Books for children, translations and original texts
Christine Leșcu, 23.01.2016, 14:43
After 1990 the Romanian children’s literature was on a downward trend, just like many other cultural sectors. Original books for children in Romanian were becoming increasingly scarce while translations, which came to dominate the book market for children little by little, were not always of the best quality. This situation lasted until 2008-2009, when both quality Romanian literature for children and quality translations were on the rise. Translator from and into English, Florin Bican, is also a writer. He writes both prose and poetry.
Here is how Florin Bican explains the situation of children’s literature in Romania: “I believe that immediately after 1990 Romanian publishers avoided publishing Romanian books for children. As the Romanian writers of children literature were faced with a lack of demand for their books, they blocked the offer in their turn. But in time, publishers grew wary of the public’s preferences, and the public, in its turn, became familiar with the translations from world literature for children, started to show openness towards the Romanian literature for children. There was a period, up until 2000, when the Romanian literature for children lost ground. What is paradoxical is that, prior to 1989, despite the rigor of the times, Romania had books for children, this genre was indeed given the attention it deserved. After 1990 people looked at the children’s literature with indifference. It is true that many translations of such books were published, which was a good thing”.
Unfortunately, not all translations rose to the expectations. Many publishing houses, in their rush to make profits, published superficial translations. This also happened because Romanian writers were reluctant to venture into children’s literature.
Here is Florin Bican: “People want to believe it is in fact very easy to write for children, especially those who don’t do that. Many believe that there’s nothing easier. The tragedy is that some of them are writers. Even worse, they get published. At the same time, fortunately, there is one other category, that of the writers who believe it is hard to write for children. You have to draw inspiration from some place. It might do us good to look around, to take a closer look at children, read more children’s literature and read it with the same joy they do. Maybe some of us still have our childhood experiences fresh in our minds, and that helps with the writing.”
In any case, it is essential to have contact with children. In fact, communication with her own child was the principal motivation for Sinziana Popescu when she started writing. In 2009, her book Vlad’s Trip to the Land Beyond got the Writers’ Association Award for children’s literature, which had not been granted for a number of years.
This book was the first volume of the Andilandi series, and she told us about it: “I started this series about 2002-2003, when my boy was little, and I wrote that thinking that this should be my legacy to him, to show him the mythological beings in our tales too, because we have superheroes too, worthy of attention… Back then kids read a lot of Anglo-Saxon fantasy books, which are beautiful, I’ve read them too. Which led to the thought that we also have something to prove, that we have our own interesting mythological beings. I wasn’t bent on educating anyone, I just wanted to write a nice and interesting story. If there is a moral to it, I tried to filter it. I didn’t necessarily want to sweep it under the rug, but I didn’t want it to stick out, because usually children reject our attempts at moralizing.”

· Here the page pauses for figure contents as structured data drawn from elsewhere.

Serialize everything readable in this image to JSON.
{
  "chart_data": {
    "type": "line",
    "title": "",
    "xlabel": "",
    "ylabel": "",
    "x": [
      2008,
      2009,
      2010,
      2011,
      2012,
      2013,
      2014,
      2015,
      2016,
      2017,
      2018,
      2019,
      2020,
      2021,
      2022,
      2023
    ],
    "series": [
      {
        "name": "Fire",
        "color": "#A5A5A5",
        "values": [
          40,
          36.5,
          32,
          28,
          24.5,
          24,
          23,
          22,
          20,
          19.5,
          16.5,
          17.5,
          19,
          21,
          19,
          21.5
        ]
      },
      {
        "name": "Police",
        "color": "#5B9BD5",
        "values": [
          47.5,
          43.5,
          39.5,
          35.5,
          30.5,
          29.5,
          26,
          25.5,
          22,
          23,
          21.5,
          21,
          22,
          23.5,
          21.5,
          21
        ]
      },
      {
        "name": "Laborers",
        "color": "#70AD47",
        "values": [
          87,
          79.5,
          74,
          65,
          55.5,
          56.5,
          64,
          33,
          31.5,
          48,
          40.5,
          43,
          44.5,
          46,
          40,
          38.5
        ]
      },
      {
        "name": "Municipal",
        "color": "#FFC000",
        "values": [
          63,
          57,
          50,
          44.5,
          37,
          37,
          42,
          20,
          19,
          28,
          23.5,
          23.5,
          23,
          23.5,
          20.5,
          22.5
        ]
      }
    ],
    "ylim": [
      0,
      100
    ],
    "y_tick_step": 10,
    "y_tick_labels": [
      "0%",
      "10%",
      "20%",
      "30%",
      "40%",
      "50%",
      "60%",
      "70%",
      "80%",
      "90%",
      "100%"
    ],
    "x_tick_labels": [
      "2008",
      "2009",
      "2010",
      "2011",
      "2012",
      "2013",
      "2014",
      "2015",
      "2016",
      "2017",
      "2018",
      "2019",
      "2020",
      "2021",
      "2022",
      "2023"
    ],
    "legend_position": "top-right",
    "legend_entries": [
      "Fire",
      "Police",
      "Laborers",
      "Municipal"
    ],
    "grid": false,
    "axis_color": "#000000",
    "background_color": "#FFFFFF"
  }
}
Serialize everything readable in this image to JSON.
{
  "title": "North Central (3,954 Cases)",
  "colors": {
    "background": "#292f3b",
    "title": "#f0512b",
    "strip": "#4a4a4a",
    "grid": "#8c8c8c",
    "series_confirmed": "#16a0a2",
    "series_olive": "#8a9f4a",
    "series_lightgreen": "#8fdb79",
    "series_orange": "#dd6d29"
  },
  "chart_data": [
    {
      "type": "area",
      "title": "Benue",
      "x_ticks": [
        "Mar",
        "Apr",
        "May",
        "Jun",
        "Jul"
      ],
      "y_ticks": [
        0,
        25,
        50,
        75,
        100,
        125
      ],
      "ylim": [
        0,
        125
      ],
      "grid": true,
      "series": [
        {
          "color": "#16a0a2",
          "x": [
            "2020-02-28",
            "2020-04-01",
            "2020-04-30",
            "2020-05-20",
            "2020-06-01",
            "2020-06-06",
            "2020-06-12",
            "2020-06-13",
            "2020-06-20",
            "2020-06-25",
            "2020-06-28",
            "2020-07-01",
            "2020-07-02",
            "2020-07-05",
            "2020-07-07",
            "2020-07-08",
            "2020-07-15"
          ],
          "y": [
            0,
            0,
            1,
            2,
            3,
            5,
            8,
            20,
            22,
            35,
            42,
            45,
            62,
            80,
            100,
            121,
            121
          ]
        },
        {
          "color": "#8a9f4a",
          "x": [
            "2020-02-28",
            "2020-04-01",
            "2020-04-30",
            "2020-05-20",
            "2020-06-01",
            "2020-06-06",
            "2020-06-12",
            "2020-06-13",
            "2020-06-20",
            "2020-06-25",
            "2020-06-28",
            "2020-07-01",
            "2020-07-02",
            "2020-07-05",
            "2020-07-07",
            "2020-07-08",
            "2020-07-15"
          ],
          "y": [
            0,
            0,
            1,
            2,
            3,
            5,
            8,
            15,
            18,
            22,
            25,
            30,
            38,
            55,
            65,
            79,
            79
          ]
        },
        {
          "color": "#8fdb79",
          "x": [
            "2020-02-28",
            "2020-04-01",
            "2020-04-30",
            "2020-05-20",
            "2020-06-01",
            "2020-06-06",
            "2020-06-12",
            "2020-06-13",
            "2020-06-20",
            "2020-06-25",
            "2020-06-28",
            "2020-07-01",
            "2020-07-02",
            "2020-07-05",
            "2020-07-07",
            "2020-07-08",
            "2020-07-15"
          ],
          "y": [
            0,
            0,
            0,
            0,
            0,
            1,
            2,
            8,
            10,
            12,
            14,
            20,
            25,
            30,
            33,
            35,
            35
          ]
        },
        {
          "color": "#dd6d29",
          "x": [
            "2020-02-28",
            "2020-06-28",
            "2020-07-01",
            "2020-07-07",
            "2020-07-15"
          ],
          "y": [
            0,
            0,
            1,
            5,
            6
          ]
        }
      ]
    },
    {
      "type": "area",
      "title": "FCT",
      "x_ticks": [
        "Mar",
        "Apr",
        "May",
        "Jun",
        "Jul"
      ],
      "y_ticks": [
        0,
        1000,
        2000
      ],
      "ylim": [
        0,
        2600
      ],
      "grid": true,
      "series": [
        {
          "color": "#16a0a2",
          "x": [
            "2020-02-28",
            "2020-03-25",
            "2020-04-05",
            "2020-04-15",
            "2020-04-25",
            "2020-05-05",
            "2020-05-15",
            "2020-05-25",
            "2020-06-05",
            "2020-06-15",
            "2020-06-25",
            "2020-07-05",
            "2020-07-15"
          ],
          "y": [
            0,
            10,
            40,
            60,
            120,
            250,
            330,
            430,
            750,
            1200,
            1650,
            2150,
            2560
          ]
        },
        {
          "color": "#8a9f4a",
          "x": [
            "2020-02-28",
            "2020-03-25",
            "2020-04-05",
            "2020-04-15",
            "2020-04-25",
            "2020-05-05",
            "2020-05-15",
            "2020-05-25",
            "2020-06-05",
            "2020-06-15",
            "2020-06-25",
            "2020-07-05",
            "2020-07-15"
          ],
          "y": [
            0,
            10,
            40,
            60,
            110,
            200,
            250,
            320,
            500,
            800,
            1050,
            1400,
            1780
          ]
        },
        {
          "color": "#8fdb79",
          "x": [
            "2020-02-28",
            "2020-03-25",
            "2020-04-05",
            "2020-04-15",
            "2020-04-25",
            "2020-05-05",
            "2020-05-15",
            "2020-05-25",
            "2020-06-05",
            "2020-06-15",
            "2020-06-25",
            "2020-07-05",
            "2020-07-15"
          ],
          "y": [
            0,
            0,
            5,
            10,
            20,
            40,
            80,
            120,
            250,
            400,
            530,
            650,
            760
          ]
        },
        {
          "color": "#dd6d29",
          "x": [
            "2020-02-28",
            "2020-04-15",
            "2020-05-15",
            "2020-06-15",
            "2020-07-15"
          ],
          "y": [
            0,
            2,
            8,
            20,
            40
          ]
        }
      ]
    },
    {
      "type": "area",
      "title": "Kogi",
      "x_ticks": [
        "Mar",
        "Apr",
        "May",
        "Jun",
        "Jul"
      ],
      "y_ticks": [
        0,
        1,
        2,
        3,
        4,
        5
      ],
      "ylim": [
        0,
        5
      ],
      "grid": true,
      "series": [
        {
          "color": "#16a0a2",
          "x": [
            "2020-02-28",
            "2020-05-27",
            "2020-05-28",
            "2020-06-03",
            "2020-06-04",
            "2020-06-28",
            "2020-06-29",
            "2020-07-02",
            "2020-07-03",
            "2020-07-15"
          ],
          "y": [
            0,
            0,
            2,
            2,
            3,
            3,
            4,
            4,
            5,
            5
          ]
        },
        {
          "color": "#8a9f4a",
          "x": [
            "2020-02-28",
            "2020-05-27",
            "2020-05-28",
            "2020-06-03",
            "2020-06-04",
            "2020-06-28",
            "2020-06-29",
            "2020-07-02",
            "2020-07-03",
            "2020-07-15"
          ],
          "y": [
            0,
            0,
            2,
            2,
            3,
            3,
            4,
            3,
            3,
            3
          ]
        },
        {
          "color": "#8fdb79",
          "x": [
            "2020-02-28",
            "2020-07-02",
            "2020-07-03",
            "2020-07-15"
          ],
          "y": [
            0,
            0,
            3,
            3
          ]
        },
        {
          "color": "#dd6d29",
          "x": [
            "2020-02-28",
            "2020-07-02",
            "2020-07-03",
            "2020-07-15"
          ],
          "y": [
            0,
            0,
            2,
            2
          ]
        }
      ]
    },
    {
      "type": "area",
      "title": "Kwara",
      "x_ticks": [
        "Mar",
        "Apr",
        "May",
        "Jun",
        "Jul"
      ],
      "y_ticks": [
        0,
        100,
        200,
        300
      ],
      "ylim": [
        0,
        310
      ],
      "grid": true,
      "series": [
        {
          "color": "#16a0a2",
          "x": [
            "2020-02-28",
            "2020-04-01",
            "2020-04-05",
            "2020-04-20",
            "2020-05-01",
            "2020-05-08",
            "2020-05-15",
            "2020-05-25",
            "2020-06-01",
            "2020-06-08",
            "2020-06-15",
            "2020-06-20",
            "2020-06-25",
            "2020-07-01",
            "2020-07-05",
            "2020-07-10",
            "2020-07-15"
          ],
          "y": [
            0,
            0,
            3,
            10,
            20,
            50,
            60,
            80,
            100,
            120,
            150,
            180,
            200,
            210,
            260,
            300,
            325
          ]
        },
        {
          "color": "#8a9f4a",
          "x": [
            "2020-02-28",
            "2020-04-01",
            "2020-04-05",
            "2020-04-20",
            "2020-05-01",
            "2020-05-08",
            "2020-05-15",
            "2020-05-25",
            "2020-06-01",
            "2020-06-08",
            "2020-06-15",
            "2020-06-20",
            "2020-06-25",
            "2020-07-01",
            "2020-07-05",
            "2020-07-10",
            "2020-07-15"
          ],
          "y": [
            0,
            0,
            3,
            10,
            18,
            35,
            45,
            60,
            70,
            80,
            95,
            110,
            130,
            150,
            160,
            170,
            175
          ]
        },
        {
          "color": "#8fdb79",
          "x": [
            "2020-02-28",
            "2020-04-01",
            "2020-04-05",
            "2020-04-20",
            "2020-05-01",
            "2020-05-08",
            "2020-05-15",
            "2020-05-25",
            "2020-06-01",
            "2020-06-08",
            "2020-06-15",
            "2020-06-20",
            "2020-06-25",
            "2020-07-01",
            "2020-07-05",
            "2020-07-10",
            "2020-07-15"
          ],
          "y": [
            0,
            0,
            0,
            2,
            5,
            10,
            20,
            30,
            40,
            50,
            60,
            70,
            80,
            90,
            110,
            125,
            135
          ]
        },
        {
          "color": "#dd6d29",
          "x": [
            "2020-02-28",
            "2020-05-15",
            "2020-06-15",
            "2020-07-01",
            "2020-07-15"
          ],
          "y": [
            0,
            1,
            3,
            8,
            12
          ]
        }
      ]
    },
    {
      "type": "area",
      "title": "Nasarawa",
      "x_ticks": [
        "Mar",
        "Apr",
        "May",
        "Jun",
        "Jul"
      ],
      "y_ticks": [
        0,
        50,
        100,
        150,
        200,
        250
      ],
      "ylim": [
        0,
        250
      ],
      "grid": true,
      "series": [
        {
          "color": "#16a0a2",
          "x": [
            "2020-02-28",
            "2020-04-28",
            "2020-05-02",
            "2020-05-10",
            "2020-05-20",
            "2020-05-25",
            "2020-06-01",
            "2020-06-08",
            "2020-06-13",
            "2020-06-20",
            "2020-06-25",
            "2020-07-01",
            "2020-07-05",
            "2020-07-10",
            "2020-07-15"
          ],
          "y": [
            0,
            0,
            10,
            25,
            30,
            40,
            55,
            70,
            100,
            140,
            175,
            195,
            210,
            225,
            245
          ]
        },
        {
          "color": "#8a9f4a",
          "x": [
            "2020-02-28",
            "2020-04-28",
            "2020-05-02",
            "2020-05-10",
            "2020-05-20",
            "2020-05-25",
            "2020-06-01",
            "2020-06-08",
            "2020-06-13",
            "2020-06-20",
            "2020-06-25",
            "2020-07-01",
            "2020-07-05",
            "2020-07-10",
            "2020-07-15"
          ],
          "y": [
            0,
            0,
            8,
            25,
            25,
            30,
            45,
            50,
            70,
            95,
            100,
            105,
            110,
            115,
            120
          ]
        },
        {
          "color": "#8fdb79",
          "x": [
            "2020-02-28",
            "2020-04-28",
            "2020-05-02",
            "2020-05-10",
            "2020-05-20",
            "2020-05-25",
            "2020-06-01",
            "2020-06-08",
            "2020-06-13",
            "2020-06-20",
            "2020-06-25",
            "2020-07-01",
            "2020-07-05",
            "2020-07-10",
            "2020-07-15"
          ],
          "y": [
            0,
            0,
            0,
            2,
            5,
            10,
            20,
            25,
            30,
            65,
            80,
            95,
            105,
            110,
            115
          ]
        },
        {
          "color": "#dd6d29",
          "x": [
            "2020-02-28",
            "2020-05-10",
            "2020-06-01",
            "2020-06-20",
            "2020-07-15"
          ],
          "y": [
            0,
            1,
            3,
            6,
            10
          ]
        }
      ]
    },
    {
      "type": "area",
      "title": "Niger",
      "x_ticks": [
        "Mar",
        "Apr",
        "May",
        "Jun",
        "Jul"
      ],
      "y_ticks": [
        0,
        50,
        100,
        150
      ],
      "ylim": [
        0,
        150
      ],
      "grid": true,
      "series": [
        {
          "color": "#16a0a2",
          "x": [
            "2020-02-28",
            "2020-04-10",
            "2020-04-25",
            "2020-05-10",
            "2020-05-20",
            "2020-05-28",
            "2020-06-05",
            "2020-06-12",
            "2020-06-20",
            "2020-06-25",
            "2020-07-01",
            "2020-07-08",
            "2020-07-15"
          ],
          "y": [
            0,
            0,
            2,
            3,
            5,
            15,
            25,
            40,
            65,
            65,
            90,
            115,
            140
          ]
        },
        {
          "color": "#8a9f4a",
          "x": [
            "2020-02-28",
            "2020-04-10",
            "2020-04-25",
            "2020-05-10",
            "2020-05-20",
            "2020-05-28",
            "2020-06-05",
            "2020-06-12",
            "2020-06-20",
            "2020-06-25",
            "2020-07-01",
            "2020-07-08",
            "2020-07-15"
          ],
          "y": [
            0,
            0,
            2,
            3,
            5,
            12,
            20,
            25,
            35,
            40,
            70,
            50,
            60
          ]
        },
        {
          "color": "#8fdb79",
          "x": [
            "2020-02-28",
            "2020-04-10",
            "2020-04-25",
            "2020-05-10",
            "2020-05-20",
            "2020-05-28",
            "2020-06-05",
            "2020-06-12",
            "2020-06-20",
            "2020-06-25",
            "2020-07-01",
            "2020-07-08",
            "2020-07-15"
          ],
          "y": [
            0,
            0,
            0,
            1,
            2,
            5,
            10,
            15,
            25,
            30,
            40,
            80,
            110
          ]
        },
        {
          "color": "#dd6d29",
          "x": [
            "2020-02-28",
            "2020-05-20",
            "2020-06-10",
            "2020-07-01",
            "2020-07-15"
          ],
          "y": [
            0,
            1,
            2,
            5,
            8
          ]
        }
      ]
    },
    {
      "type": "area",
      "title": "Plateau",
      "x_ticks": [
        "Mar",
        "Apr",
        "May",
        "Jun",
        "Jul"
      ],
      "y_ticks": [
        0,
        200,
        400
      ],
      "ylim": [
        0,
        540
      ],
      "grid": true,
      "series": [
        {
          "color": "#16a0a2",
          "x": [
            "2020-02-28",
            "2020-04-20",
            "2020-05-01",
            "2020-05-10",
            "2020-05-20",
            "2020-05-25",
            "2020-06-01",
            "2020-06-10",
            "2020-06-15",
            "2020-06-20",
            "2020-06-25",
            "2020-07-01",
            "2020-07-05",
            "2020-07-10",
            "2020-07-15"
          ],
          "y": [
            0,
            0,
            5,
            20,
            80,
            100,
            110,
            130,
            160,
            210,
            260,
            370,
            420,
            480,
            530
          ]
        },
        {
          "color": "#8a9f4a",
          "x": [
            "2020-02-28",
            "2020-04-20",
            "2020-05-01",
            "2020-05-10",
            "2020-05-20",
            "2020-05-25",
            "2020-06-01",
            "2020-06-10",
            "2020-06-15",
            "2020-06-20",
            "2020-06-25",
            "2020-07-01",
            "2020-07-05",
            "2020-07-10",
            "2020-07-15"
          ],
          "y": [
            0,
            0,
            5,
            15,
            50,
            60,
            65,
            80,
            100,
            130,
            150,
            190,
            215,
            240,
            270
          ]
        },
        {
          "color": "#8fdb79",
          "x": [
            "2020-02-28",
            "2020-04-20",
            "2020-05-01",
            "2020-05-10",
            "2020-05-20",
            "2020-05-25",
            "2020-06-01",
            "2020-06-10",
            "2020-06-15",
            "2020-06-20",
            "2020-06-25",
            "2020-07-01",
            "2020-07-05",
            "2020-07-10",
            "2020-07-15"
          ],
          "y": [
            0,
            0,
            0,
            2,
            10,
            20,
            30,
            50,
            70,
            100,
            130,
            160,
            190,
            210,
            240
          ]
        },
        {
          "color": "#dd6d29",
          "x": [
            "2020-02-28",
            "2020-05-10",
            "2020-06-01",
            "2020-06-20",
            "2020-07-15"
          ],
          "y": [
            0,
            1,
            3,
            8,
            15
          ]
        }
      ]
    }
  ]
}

Florin Bican too wanted to avoid moralizing, focusing on entertaining kids, which is why he wrote his Rhyme and Reason Recyclopedia, a non-conformist rewriting of a Romanian fairy tale, written in a much more familiar language than some parents may have wished, perhaps: “All these ideas came to me along the years as I talked to my son, who is now nearly 30. I tried to rewrite some texts that seemed to me too stuffy, so that he might find them interesting. I kept practicing, motivated by doing it for my son as well, and kept taking well-established tales and turning them on their head. I got a lot of feedback. Children accepted the book without reservations, and I was amazed to find out, talking to them, that they were not derailed by the non-conformist language, which you cannot find in classical texts. They followed the storyline and the effect was just what I wanted. It was clear that a character with a colorful language is supposed to be ridiculous, and in the end he would get what’s coming to him. They got the parody, in other words. That was not necessarily the case with parents and teachers.”
Even though lately more and more Romanian books have been published, there are not enough to go around, according to Sinziana Popescu: “Our book market is stifled by translations, some of good quality, others of a doubtful quality, and they are not even of such a variety. We are dealing with two categories: contemporary best-sellers and classics, such as Astrid Lindgren, Mark Twain and Beatrix Potter. For instance, I didn’t know anything about contemporary Swedish writers. At the same time, Romanian writers are few and far between, you can count them on the fingers of one hand, or two. There are too few of them, which is why the Romanian market is unbalanced.”
Sinziana Popescu’s latest book is for children aged 3 to 7, in a bilingual Romanian-Swedish edition brought out by Pionier Press Publishers in Sweden, called The Little Rainbow Car.